There are two problems with this approach. First, under Commonwealth’s “best-case” scenario, premiums would still total $21,754 by 2020 – that’s an increase of $6,732 from 2011 alone. But candidate Obama promised repeatedly that his health plan would cut premiums – not merely “slow the growth rate,” but CUT premiums in absolute terms – by an average of $2,500 per family within his first term. A projected increase of “only” $6,700 under Commonwealth’s best case scenario comes nowhere near close to meeting candidate Obama’s pledge to cut premiums by $2,500 – rather, it breaks that promise by nearly $10,000 per family.
The second issue is the way in which the Commonwealth Fund, just like candidate Obama himself, has consistently moved the goalposts in the wrong direction – admitting every year that the premium savings it promises are just around the corner have not materialized:
- In 2010, Commonwealth claimed that we could save $3,403 in premiums by 2020, and that under its best case scenario, premiums would total $19,938 per family in that year.
- Last year, Commonwealth claimed that we could save $3,173 in premiums by 2020, and that under its best case scenario, premiums would total $20,620 per family in that year.

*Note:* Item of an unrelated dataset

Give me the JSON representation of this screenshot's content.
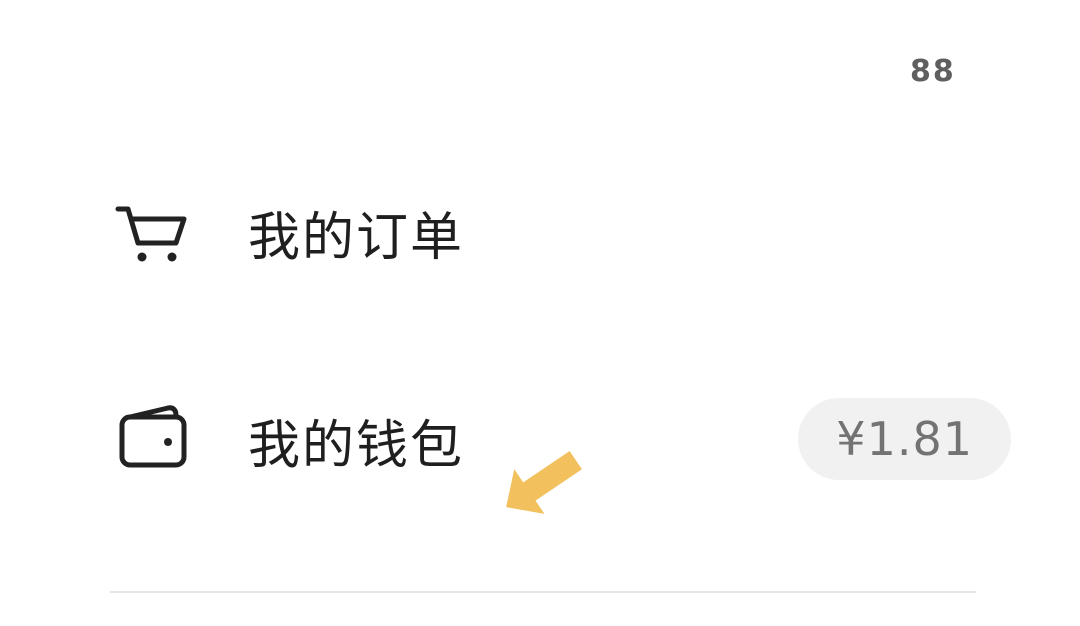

- This year, Commonwealth claims that we could save $2,986 in premiums by 2020, and that under its best case scenario, premiums would total $21,754 per family in that year.
Notice a pattern here…?
Given that Commonwealth’s supposed premium savings are disappearing faster than a pile of magic beans, why should we believe them – or the President – that Obamacare will EVER do anything to control the skyrocketing premiums harming struggling families? Instead of holding campaign-style rallies in an attempt to raise taxes on job creators, President Obama could get to work on fulfilling his campaign pledge, and avoid socking middle-class families with tens of thousands of dollars in higher premium costs due to his unpopular law’s failure to deliver.